My family’s letters are most remarkable for what they don’t say, the information that has purposefully been left out. They’re like the photos of my ancestors in their stiff Sunday clothes; not even between the lines is there any hint that the writers’ lives were messy or complex.
Our pasts are museums. We’re their curators. If there ever was unhinged grief or wild desperation among my ancestors — and there must have been; they had their share of nervous breakdowns and bouts with the bottle — it never was committed to paper. I can’t blame my kinfolk for editing their storyline. Marcy and Jake can balance the history I strive to create for my father against their own reminiscences. It’s different with my mom, who died before they were born. I got to conjure her from whole cloth. I edited out of her story what embarrassed me when she was alive — her South Philly loudness, the sour-onion scent of her hands — and kept only the good parts: her beauty, how she could put anyone at ease, her uncanny bodysurfing ability. The result was a grandmother Marcy and Jake admire — and don’t know at all.
My parents and their parents treasured privacy, the right to construct one’s own story. Actual artifacts were rare enough that you could lop a wayward wife or unsavory uncle right off the family tree. Now, we put our shame on show to the world, let cameras capture our addict children, cheating spouses, drunken selves. The rush of content onto TV, blogs, YouTube, has overwhelmed our filters — Can’t stop the flood, might as well dive in! We only complain when the memoir’s fake, when the degradation turns out not to be true.

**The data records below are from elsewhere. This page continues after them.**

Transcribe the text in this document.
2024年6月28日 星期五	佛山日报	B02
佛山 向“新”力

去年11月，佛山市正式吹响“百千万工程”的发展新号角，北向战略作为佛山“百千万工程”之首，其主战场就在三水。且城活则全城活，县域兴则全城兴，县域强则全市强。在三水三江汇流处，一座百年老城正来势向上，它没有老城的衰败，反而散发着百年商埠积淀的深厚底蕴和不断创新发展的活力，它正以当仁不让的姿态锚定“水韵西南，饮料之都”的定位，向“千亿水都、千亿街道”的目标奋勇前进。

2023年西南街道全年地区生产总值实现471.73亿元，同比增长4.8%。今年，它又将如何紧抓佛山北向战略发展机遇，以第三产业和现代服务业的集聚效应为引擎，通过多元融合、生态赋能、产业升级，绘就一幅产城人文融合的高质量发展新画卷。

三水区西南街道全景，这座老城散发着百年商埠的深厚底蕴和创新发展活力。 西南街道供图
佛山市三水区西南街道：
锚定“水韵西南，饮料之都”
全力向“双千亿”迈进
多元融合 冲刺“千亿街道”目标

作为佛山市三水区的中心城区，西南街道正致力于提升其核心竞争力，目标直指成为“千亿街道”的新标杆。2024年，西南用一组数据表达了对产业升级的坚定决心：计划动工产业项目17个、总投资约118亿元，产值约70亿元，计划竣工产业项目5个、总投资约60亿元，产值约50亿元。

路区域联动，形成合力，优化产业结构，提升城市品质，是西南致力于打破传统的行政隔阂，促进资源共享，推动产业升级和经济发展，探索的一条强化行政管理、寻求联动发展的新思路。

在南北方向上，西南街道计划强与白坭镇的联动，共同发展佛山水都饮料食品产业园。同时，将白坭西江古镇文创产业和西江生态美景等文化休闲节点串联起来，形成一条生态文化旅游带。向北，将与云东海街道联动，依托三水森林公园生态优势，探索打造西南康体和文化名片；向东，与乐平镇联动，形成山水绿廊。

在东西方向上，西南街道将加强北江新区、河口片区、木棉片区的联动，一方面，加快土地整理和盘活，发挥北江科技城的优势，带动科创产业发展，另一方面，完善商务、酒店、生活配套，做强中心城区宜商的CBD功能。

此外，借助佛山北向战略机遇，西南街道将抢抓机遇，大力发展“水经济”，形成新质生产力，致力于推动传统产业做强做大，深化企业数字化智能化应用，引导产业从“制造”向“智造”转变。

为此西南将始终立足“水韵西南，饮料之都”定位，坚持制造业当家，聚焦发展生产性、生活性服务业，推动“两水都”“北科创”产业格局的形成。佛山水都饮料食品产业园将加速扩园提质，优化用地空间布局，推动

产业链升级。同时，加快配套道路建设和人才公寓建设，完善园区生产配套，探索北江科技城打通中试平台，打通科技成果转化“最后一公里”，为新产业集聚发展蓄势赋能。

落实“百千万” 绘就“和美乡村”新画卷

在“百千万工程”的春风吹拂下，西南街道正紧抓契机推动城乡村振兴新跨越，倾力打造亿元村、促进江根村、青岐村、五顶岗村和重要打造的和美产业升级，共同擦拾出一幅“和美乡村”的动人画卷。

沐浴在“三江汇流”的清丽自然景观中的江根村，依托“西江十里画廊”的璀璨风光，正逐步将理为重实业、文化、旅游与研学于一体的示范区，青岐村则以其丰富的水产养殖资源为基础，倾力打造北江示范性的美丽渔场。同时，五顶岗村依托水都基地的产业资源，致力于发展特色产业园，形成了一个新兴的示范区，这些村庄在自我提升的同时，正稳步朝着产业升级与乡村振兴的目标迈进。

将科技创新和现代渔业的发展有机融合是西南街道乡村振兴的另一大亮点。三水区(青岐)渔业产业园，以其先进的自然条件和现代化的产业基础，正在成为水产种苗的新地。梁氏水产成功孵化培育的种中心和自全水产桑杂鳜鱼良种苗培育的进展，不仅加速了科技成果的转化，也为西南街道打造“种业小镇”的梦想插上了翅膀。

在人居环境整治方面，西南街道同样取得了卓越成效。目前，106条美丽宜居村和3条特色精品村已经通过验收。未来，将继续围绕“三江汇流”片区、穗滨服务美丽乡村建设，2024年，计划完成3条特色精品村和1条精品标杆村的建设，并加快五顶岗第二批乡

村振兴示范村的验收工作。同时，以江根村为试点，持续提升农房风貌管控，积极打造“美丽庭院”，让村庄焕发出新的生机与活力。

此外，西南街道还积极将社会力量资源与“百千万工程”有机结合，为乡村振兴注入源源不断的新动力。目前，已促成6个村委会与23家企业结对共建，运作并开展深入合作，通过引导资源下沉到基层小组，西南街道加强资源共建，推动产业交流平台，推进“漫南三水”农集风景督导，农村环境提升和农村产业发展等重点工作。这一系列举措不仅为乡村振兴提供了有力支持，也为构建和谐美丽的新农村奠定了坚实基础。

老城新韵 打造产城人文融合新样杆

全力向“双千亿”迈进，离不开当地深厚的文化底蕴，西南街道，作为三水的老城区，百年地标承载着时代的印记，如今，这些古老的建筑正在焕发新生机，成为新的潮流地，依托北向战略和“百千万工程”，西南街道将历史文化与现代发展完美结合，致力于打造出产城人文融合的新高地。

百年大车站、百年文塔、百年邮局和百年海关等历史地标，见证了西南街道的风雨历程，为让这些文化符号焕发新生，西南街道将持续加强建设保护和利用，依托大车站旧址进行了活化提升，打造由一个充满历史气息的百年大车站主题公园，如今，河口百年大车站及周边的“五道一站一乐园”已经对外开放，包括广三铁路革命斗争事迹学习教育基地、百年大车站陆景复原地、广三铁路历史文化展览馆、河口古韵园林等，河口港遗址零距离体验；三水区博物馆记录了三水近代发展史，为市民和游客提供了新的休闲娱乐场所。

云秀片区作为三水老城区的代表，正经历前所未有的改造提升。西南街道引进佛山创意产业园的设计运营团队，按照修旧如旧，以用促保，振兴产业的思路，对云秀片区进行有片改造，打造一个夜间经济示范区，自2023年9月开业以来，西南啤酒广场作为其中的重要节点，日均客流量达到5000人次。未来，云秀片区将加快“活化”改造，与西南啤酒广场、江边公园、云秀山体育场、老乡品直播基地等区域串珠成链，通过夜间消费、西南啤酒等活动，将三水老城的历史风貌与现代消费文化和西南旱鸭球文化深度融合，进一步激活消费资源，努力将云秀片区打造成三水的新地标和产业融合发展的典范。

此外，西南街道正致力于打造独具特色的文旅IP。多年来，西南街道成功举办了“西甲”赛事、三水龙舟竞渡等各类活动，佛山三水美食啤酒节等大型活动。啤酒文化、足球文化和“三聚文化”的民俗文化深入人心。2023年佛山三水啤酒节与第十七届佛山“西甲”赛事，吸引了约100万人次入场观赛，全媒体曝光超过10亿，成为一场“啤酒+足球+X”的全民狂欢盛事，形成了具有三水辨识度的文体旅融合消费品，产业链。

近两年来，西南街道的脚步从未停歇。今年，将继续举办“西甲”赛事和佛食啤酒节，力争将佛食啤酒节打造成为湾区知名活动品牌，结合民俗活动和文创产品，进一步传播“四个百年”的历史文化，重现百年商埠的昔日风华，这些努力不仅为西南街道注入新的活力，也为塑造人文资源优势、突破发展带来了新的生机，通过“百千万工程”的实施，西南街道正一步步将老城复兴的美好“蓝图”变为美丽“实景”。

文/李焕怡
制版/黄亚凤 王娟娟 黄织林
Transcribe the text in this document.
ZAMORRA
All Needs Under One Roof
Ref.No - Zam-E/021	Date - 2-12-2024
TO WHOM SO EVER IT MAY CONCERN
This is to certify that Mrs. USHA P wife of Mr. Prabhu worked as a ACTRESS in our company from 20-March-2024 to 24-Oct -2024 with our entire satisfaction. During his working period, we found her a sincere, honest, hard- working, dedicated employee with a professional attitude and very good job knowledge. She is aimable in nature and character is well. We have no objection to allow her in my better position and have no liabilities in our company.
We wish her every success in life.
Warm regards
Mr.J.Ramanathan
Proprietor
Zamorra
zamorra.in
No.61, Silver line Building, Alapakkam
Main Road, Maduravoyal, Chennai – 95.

It’s hard for an archivist to relinquish control. If my (eventual) grandchildren Google me, will they find columns I wrote about their parents? Jezebel.com’s Hingston haters? The romance novels? How weird would it be to read your grandma writing about throbbing manhoods? I should have thought of all this 25 years ago, when I wrote that first book. Why would I have, though? The past used to be set in stone. It was agreed upon, permanent.
To Marcy and Jake, nothing’s permanent — not triumph, not disgrace, not identity. That’s the lesson they’ve learned from their brave new world: Nothing lasts, nothing endures. Amy’s in rehab again! Britney bounces back! Something different and brighter and faster comes along and changes everything. It’s the opposite of what I grew up believing: that the past was somehow truer and more righteous than the future would be.
That edited past gave us heroes we couldn’t live up to, relations who were remote strangers, family histories we couldn’t glean any real lessons from. The more angles there are, the less any one picture means. Maybe that’s why I never sorted through the photos in the Kodak envelopes. Why not hold onto the outtakes, and not just the perfect portrait? There are worse things than finding out your grandma knew about oral sex.
Marcy doesn’t respect me less because I’ve told her about my bad boyfriends, those psychedelic mushrooms, that unplanned pregnancy. Her knowledge of my mistakes has freed her to admit her own to me, kept me in the loop of her life as she turned into a woman — and keeps her calling me on her cell to say nothing much at all.
Technology isn’t dehumanizing us; it’s fleshing us out, plumping us up. Making us more human, more knowable, to one another and to future generations. I’ll take that any day over perfectly posed ancestors who don’t look like me from any angle. Go on and Google me, kids. I guarantee: It will embarrass you more than it embarrasses me.